[Form 4] OPENLANE, Inc Insider Trading Activity
OPENLANE, Inc. (KAR) Chief Accounting Officer Dwayne Price reported routine equity activity tied to compensation. On 08/09/2025, 441 restricted stock units (RSUs) vested and converted 1-for-1 into common stock. The company withheld 126 shares to satisfy tax withholding at $27.98 per share. The filing reports two reported beneficial ownership totals: 12,382.61 shares following the RSU settlement and 12,256.61 shares after the withholding; these totals include shares acquired under the company’s Employee Stock Purchase Plan. 883 RSUs remain subject to time-based vesting, with the remaining awards scheduled to vest one-third on each of the next two annual vesting dates, assuming continued employment.
- 441 RSUs vested, increasing the reporting person's direct equity stake and aligning management with shareholders
- Participation in the Employee Stock Purchase Plan is reflected in total beneficial ownership, indicating additional insider ownership
- None.
Insights
Routine, non-disruptive insider equity vesting increases insider alignment without immediate dilution beyond tax withholding.
The transaction reflects standard compensation mechanics: 441 RSUs vested and converted to common shares while 126 shares were withheld to cover taxes at $27.98 each. Reported beneficial ownership figures shift from 12,382.61 shares to 12,256.61 shares after withholding, and 883 RSUs remain outstanding on a time-vesting schedule.

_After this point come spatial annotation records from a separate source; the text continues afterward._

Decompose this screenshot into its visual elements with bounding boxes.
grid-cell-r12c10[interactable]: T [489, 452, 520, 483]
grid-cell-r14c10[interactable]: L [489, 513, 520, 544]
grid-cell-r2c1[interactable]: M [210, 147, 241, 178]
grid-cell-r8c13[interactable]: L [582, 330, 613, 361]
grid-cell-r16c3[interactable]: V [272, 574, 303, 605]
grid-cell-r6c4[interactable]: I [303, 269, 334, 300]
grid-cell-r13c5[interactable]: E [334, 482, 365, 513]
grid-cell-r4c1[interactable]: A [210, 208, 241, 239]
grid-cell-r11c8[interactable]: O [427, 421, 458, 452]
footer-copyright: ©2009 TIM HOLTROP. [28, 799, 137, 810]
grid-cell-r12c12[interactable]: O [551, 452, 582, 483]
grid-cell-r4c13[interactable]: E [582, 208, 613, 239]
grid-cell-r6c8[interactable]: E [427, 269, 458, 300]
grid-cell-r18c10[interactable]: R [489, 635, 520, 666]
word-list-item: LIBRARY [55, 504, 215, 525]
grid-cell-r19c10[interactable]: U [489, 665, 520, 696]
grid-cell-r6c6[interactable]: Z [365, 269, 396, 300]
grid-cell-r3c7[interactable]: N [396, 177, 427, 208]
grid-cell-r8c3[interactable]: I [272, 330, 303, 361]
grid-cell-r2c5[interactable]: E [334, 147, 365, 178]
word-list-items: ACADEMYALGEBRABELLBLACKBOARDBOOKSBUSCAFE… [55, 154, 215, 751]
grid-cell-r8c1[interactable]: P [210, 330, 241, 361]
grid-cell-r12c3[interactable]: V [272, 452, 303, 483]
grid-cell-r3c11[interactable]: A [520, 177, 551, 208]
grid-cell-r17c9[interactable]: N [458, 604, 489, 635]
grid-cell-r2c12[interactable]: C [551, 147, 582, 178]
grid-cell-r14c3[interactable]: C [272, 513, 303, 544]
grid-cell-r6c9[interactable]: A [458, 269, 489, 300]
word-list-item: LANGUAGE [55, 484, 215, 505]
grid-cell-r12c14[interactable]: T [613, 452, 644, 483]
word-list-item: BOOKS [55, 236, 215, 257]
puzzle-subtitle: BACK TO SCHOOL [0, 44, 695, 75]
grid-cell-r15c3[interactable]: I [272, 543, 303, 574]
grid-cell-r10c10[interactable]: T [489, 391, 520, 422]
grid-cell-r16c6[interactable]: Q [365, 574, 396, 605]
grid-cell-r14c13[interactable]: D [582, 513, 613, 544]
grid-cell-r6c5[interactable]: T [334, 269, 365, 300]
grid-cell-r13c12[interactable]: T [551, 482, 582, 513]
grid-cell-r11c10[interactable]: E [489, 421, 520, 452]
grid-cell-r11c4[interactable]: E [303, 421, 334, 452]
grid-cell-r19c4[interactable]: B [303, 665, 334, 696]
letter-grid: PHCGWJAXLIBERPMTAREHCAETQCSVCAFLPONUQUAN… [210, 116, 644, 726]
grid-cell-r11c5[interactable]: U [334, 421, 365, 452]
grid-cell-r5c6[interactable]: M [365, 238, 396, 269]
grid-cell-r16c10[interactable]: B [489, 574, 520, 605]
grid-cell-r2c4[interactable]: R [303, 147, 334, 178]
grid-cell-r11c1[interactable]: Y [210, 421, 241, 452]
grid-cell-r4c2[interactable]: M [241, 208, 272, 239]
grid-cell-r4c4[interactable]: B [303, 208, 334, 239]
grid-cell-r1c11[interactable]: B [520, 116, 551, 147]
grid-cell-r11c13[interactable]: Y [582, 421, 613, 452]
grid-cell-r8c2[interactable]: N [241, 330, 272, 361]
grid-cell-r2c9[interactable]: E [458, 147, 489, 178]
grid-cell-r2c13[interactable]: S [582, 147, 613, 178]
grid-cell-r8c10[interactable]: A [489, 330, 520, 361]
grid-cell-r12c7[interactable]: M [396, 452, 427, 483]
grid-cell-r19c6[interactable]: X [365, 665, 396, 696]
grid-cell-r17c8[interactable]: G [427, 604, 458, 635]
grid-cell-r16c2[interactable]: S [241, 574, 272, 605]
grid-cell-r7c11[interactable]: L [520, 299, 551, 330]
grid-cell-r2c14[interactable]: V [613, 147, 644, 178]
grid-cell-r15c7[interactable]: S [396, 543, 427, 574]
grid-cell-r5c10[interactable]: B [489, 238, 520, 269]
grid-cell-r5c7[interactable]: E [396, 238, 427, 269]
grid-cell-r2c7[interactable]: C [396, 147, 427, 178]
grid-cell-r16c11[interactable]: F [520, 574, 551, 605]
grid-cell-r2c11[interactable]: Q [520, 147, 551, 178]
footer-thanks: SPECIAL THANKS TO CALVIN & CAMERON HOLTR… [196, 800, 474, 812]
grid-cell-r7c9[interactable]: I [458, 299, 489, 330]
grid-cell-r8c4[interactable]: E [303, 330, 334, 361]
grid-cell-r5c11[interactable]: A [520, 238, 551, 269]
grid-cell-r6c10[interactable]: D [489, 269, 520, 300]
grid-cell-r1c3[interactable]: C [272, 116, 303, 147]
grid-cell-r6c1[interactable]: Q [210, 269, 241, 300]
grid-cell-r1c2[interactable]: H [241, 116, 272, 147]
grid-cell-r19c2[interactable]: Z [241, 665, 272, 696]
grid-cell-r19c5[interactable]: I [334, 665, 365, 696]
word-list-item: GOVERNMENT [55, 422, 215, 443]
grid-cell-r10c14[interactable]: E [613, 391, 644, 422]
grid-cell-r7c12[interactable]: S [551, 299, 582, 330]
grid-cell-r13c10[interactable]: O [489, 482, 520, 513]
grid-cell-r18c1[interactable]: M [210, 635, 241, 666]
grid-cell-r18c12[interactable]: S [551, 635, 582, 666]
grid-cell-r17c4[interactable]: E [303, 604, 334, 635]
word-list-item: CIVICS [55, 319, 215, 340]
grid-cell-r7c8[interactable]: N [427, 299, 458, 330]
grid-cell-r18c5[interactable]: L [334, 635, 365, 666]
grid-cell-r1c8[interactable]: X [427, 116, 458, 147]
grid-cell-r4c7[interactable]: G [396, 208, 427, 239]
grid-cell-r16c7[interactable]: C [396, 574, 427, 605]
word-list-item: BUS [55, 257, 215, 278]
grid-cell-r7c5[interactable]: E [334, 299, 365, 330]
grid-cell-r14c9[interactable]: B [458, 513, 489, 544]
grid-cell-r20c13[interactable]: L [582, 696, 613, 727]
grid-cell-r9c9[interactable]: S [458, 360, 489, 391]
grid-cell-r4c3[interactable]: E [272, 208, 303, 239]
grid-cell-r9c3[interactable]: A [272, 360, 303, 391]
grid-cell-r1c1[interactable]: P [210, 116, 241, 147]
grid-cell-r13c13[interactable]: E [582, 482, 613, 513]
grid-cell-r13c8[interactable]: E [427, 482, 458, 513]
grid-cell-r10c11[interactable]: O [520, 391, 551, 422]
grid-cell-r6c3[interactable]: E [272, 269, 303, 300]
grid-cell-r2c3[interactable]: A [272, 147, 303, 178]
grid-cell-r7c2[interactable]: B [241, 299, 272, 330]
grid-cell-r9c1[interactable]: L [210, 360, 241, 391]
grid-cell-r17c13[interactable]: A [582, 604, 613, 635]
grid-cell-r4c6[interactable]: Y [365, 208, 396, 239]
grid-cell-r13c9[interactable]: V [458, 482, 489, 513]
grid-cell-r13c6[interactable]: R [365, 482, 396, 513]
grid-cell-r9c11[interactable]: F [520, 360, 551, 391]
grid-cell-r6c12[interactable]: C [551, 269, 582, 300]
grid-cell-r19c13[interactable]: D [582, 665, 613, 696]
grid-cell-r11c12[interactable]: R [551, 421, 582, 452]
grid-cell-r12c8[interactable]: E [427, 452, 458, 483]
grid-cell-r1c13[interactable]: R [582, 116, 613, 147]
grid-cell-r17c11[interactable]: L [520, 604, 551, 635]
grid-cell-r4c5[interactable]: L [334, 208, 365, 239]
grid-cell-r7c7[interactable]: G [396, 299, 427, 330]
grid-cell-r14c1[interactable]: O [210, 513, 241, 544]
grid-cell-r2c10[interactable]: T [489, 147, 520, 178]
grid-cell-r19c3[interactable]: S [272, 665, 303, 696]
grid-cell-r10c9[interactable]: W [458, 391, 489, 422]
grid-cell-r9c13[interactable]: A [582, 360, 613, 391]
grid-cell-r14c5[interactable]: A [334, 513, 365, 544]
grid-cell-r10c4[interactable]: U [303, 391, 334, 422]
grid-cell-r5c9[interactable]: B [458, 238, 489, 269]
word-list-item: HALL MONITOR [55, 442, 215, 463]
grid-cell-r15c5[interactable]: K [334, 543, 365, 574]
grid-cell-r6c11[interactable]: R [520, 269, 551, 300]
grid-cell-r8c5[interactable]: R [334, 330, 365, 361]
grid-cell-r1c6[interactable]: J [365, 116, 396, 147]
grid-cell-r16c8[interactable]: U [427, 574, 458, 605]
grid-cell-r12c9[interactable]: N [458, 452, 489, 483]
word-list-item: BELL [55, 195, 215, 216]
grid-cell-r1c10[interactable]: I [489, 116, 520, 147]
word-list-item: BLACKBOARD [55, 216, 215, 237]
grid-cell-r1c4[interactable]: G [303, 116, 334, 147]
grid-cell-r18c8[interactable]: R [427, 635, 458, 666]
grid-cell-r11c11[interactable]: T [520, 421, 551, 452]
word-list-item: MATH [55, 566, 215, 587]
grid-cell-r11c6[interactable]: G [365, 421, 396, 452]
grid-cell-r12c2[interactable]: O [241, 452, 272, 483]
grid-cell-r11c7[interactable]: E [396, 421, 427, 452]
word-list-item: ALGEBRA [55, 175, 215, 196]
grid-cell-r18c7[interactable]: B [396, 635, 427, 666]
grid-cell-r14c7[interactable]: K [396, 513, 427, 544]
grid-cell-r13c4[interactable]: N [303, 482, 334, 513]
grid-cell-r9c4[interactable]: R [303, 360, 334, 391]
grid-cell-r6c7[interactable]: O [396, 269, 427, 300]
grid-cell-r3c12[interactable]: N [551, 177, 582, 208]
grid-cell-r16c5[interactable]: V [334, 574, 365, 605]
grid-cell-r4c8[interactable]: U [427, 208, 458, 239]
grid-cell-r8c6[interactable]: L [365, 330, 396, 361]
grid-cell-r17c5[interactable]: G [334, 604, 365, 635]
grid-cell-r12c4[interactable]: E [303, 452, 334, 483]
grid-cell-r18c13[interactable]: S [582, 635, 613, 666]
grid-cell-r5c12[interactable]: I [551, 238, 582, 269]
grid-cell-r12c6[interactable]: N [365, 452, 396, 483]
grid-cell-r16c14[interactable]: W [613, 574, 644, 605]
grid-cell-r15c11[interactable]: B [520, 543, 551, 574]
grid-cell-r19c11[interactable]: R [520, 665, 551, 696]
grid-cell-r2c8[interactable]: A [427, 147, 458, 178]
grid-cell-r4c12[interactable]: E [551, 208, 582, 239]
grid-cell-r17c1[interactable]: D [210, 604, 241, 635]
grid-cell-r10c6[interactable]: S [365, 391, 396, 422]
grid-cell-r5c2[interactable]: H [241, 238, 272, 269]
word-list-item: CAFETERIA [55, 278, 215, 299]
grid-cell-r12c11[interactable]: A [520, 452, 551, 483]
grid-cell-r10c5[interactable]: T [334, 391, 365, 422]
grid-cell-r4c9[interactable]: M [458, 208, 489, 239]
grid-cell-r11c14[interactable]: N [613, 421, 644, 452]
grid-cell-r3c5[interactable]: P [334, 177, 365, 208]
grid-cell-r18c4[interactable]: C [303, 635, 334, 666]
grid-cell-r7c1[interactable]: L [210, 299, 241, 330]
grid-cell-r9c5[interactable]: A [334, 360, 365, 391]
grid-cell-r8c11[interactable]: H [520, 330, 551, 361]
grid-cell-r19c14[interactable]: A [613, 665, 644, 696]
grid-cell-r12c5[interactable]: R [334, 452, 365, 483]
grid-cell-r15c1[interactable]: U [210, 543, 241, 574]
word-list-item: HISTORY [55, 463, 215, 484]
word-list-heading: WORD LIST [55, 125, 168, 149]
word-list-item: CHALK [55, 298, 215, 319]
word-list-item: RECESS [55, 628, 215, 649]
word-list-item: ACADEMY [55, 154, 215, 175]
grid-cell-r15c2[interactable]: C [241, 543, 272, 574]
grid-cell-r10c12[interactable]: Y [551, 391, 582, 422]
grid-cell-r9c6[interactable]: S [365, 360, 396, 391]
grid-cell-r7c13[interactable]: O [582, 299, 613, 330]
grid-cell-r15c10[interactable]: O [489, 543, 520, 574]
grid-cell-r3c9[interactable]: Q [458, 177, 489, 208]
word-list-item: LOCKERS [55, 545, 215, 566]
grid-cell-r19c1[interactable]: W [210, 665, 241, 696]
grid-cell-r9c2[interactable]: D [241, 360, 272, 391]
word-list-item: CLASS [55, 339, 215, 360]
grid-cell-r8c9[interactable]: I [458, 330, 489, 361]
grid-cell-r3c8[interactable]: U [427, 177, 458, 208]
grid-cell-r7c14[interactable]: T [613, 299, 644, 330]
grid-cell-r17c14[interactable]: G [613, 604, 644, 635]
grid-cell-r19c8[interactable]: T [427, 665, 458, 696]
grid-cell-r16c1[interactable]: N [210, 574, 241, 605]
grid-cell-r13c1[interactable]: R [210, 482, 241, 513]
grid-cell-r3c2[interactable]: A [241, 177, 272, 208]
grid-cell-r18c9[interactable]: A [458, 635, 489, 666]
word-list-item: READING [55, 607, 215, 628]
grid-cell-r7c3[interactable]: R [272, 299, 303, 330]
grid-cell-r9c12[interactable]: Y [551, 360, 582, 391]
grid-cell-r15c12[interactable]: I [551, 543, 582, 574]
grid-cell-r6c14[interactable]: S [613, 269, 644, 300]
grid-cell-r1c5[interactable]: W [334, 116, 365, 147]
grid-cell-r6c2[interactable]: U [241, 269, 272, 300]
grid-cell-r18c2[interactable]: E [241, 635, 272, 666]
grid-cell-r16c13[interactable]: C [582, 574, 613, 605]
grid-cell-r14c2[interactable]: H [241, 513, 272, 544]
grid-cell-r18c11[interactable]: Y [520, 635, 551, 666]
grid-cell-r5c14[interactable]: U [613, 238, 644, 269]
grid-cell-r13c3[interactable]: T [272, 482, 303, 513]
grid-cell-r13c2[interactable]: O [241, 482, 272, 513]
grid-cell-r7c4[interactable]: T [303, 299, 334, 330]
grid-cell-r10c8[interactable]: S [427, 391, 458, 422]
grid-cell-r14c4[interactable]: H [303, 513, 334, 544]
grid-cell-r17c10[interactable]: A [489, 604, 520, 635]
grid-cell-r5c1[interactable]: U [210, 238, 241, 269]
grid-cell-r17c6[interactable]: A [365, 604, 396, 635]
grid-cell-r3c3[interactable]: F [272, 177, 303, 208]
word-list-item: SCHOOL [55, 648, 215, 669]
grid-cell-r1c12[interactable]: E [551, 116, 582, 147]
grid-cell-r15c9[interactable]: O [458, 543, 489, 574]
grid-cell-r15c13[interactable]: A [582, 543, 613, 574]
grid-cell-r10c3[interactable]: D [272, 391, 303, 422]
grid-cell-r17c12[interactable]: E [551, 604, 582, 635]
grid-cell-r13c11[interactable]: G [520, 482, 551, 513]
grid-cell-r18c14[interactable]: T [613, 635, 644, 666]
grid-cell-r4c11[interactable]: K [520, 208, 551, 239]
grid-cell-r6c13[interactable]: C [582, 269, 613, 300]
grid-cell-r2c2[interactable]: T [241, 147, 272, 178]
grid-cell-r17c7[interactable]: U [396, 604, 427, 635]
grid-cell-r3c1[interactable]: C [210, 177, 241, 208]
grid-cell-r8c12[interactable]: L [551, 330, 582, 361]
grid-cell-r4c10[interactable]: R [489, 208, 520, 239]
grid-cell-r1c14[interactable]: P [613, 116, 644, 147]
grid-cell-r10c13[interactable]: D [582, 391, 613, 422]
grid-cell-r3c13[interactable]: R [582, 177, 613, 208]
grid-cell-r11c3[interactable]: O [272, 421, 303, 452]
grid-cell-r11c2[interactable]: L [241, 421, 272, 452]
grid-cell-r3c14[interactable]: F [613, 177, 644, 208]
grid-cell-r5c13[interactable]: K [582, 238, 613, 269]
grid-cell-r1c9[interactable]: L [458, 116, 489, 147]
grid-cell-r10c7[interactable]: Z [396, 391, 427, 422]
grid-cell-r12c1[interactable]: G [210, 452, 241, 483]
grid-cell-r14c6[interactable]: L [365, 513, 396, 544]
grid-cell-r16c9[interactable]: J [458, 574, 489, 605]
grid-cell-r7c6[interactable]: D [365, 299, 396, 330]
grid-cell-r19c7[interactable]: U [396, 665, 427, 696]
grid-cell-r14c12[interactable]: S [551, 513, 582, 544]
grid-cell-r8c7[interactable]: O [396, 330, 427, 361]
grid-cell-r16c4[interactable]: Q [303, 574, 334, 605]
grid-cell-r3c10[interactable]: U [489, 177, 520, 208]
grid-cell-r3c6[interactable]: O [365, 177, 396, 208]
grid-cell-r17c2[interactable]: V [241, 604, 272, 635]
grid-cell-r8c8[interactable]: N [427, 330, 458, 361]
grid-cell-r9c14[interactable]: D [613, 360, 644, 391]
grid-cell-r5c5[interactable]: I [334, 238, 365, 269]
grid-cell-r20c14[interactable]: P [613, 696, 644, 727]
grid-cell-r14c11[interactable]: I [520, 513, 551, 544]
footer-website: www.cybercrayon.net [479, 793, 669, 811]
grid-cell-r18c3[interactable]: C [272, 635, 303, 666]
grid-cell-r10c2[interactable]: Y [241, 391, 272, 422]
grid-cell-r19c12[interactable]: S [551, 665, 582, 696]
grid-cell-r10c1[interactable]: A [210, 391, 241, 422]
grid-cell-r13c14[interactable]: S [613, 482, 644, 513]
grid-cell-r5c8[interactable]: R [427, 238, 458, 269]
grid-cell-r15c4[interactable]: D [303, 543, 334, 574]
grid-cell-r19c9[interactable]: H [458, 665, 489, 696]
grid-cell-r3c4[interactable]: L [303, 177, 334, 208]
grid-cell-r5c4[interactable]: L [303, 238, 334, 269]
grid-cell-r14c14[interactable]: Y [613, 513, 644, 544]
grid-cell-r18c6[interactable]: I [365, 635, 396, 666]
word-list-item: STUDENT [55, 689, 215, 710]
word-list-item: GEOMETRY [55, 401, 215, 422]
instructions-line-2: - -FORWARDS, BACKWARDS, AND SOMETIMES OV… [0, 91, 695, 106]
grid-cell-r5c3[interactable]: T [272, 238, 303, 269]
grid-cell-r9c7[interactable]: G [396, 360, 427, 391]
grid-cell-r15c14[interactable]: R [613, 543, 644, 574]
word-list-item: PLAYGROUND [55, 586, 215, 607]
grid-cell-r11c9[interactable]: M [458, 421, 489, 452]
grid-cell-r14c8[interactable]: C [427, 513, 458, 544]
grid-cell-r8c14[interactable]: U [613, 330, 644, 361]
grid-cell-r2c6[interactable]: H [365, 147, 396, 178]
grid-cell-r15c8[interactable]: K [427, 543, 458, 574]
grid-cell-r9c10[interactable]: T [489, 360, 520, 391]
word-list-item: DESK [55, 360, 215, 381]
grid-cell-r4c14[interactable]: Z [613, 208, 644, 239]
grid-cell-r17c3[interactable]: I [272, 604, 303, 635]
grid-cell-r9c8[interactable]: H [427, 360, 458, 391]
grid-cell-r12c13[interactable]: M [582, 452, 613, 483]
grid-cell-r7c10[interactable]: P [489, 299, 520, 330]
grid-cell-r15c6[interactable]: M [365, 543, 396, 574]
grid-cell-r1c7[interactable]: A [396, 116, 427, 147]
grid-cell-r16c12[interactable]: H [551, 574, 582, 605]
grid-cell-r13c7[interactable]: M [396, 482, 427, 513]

This is a routine disclosure with limited market impact, but it confirms continued executive ownership and the structure of ongoing incentive vesting.
This filing documents standard equity compensation vesting and tax withholding; no governance concerns are evident from the record.
The filing identifies the reporting person as the Chief Accounting Officer and shows a one-time vesting event of 441 RSUs converted to common stock. The company withheld 126 shares for taxes and reports remaining RSUs subject to time-based vesting (one-third each year). All material mechanics and the vesting schedule are disclosed explicitly, indicating compliance with Section 16 reporting requirements and transparent executive compensation treatment.